Однажды она спросила, почему он до сих пор не женился, и сразу же смутилась от своего вмешательства в личную жизнь. Он просто мило рассмеялся и сказал, что это, видимо, вследствие его склонности к пожилым женщинам, показывая на свою фотографию с черепом, найденным при раскопках на Амазонке. Первые четыре года знакомства он всегда носил воротничок и галстук с одним из мягких твидовых жакетов, но после паралича, поразившего левую руку, отказался от тяжело давившегося галстука. Однако всегда был так же просто и хорошо одет. После второго, более серьезного удара, ему пришлось лечь на шесть месяцев в больницу. Кэлли навещала его в больнице Леннокс-хилл раз в неделю, приносила почту и сообщала новости о заново сформированном комитете квартиросъемщиков. Она была очень рада, что его речь не пострадала, и когда сидела у его кровати, он все так же замечательно говорил, без всяких жалоб встречая эту страшную, обездвиживающую атаку.

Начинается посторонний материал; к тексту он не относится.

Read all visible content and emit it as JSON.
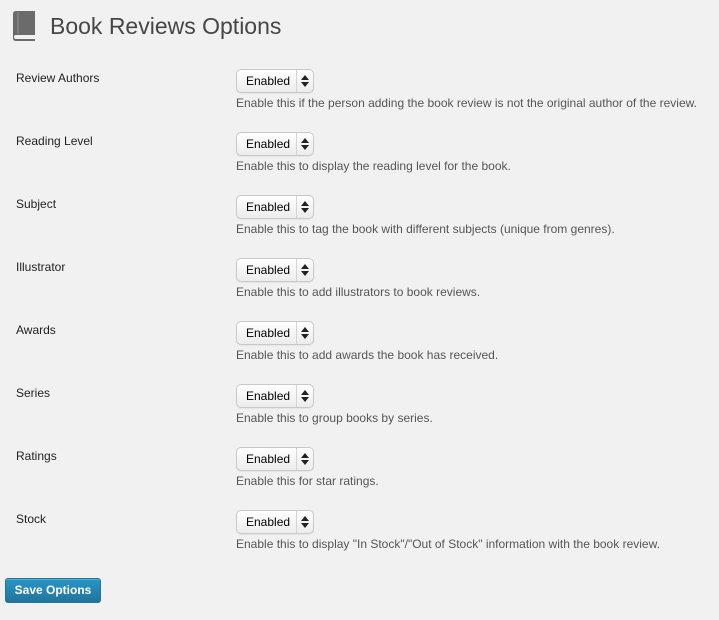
{
  "header": {
    "title": "Book Reviews Options",
    "icon": "book-icon"
  },
  "options": [
    {
      "key": "review-authors",
      "label": "Review Authors",
      "value": "Enabled",
      "description": "Enable this if the person adding the book review is not the original author of the review."
    },
    {
      "key": "reading-level",
      "label": "Reading Level",
      "value": "Enabled",
      "description": "Enable this to display the reading level for the book."
    },
    {
      "key": "subject",
      "label": "Subject",
      "value": "Enabled",
      "description": "Enable this to tag the book with different subjects (unique from genres)."
    },
    {
      "key": "illustrator",
      "label": "Illustrator",
      "value": "Enabled",
      "description": "Enable this to add illustrators to book reviews."
    },
    {
      "key": "awards",
      "label": "Awards",
      "value": "Enabled",
      "description": "Enable this to add awards the book has received."
    },
    {
      "key": "series",
      "label": "Series",
      "value": "Enabled",
      "description": "Enable this to group books by series."
    },
    {
      "key": "ratings",
      "label": "Ratings",
      "value": "Enabled",
      "description": "Enable this for star ratings."
    },
    {
      "key": "stock",
      "label": "Stock",
      "value": "Enabled",
      "description": "Enable this to display \"In Stock\"/\"Out of Stock\" information with the book review."
    }
  ],
  "actions": {
    "save_label": "Save Options"
  },
  "colors": {
    "background": "#f1f1f1",
    "primary_button": "#21759b",
    "title": "#464646"
  }
}
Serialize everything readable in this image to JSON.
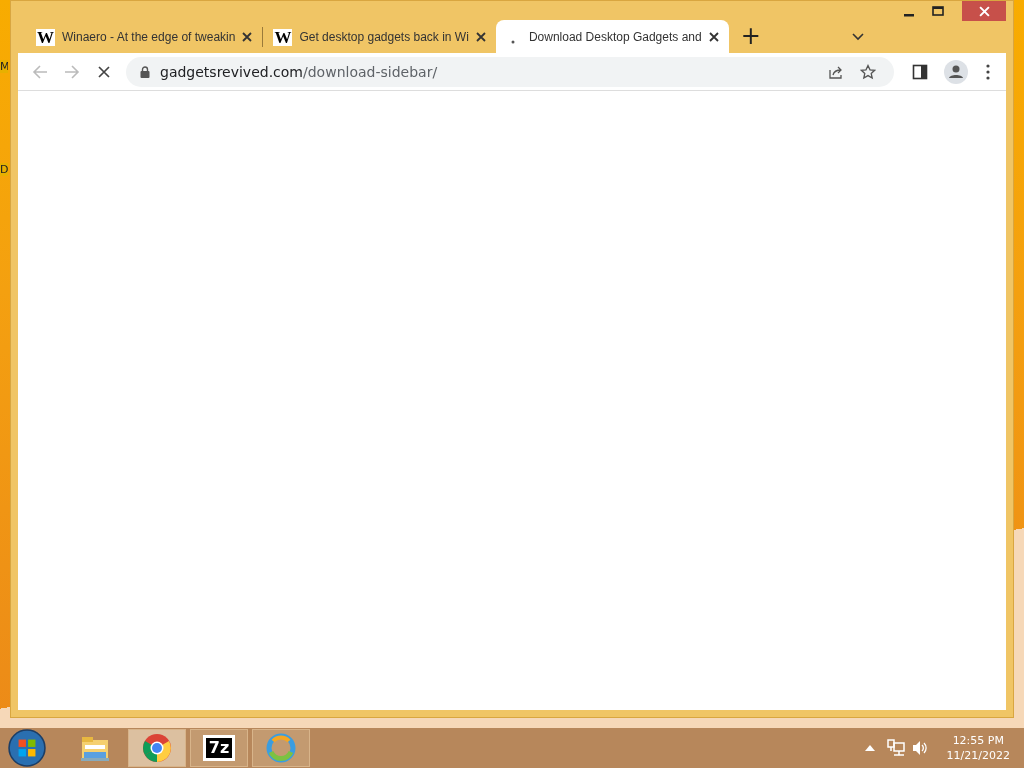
{
  "desktop": {
    "icon_labels": [
      "M",
      "D"
    ]
  },
  "window": {
    "tabs": [
      {
        "title": "Winaero - At the edge of tweakin",
        "favicon": "W",
        "selected": false,
        "loading": false
      },
      {
        "title": "Get desktop gadgets back in Wi",
        "favicon": "W",
        "selected": false,
        "loading": false
      },
      {
        "title": "Download Desktop Gadgets and",
        "selected": true,
        "loading": true
      }
    ],
    "new_tab": "+",
    "address": {
      "domain": "gadgetsrevived.com",
      "path": "/download-sidebar/"
    },
    "loading": true
  },
  "taskbar": {
    "apps": [
      {
        "kind": "explorer",
        "running": false,
        "selected": false
      },
      {
        "kind": "chrome",
        "running": true,
        "selected": true
      },
      {
        "kind": "sevenzip",
        "label": "7z",
        "running": true,
        "selected": false
      },
      {
        "kind": "edge",
        "running": true,
        "selected": false
      }
    ],
    "time": "12:55 PM",
    "date": "11/21/2022"
  }
}
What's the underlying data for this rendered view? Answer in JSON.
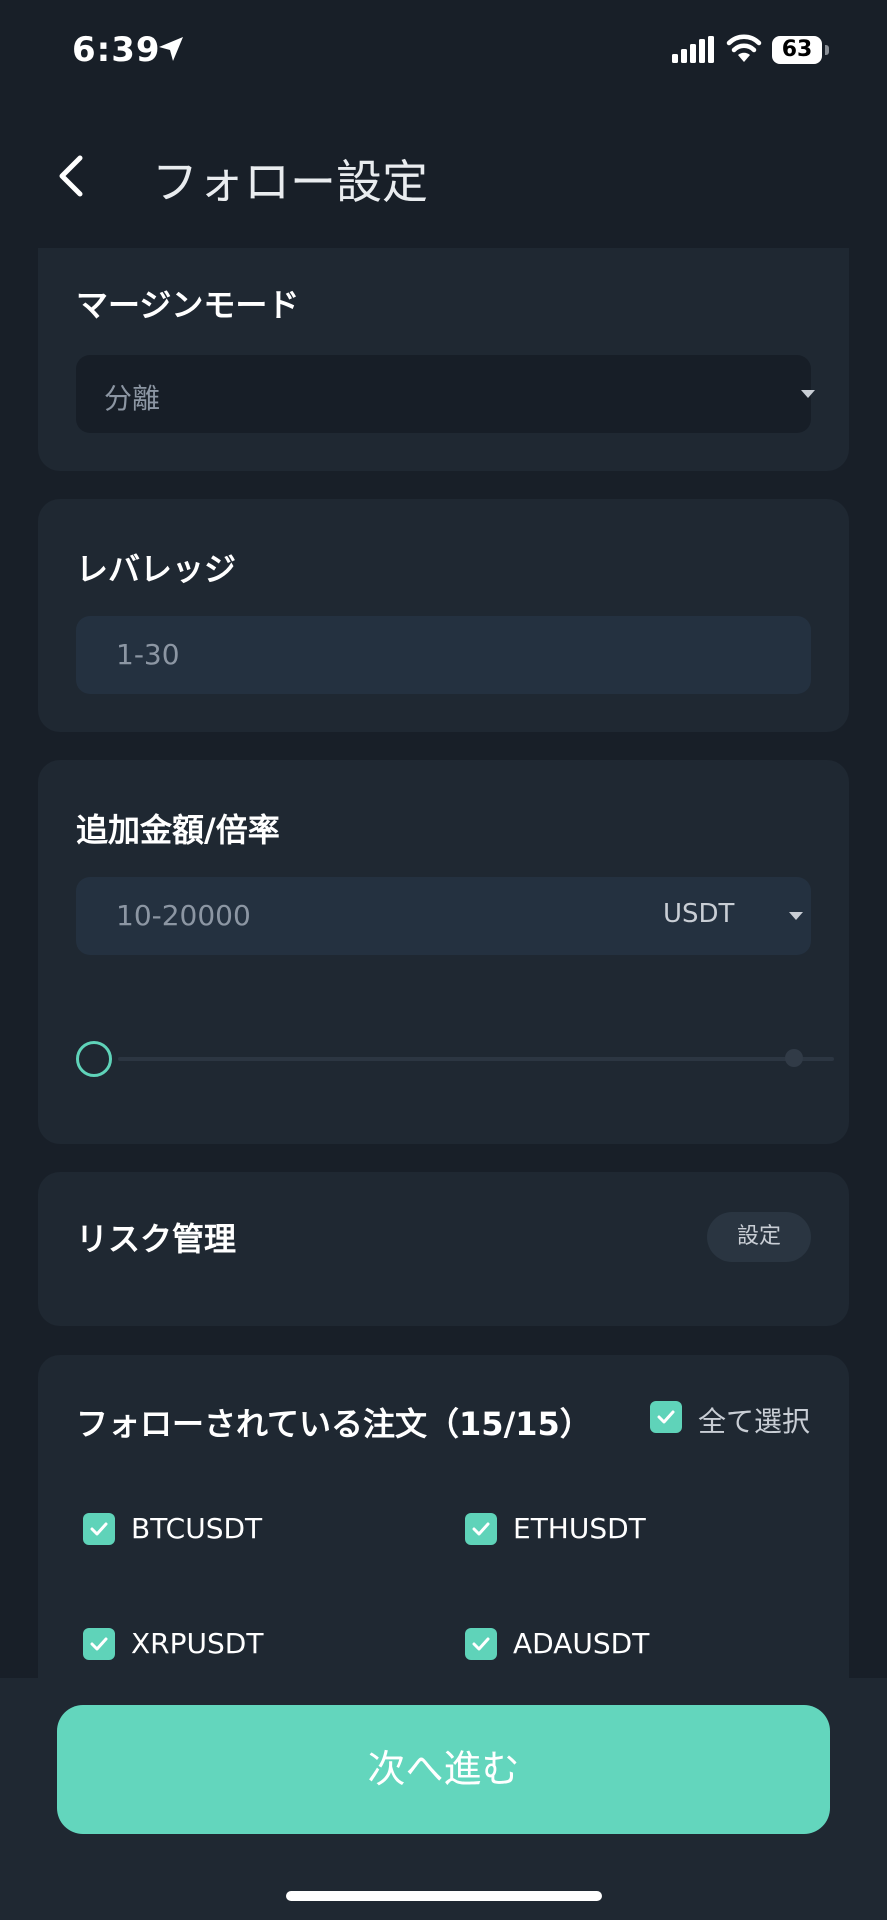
{
  "status_bar": {
    "time": "6:39",
    "battery": "63"
  },
  "header": {
    "title": "フォロー設定"
  },
  "margin_mode": {
    "title": "マージンモード",
    "value": "分離"
  },
  "leverage": {
    "title": "レバレッジ",
    "placeholder": "1-30"
  },
  "amount": {
    "title": "追加金額/倍率",
    "placeholder": "10-20000",
    "unit": "USDT",
    "slider_value": 0
  },
  "risk": {
    "title": "リスク管理",
    "button": "設定"
  },
  "orders": {
    "title": "フォローされている注文（15/15）",
    "select_all": "全て選択",
    "select_all_checked": true,
    "pairs": [
      {
        "label": "BTCUSDT",
        "checked": true
      },
      {
        "label": "ETHUSDT",
        "checked": true
      },
      {
        "label": "XRPUSDT",
        "checked": true
      },
      {
        "label": "ADAUSDT",
        "checked": true
      }
    ]
  },
  "footer": {
    "next_label": "次へ進む"
  },
  "colors": {
    "background": "#181f28",
    "card": "#1f2832",
    "accent": "#63d6bd",
    "input": "#243140"
  },
  "icons": [
    "location-arrow-icon",
    "signal-icon",
    "wifi-icon",
    "battery-icon",
    "back-chevron-icon",
    "caret-down-icon",
    "checkmark-icon"
  ]
}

По просьбе Дрю она позвонила его племяннику Полу и попросила взять на себя кое-какие дела. Однажды, когда она выходила из больничной палаты, появился Пол, такой же красивый, как Дрю, только моложе. Когда Дрю выписался из больницы, именно Пол настоял, чтобы в доме появилась сиделка, и Дрю, хотя Кэлли ясно видела, как ему не нравится, что в доме будут посторонние, милостиво согласился, не желая вызывать дополнительные волнения. Когда она думала о друге, который жил напротив, через лестничную клетку, о том, насколько он стал более уязвимым, чем раньше, когда они в первый раз встретились, она чувствовала, что ее захлестывает волна любви к нему; волна благодарности за взаимоотношения с человеком, который старше на сорок лет… Удивительное сочетание заботы и уважения, без тени навязчивости. Она не хотела беспокоить его сейчас, когда ему, вероятно, не хотелось никого видеть, но все-таки она была достаточно ему близка. Она знала, что он ее простит.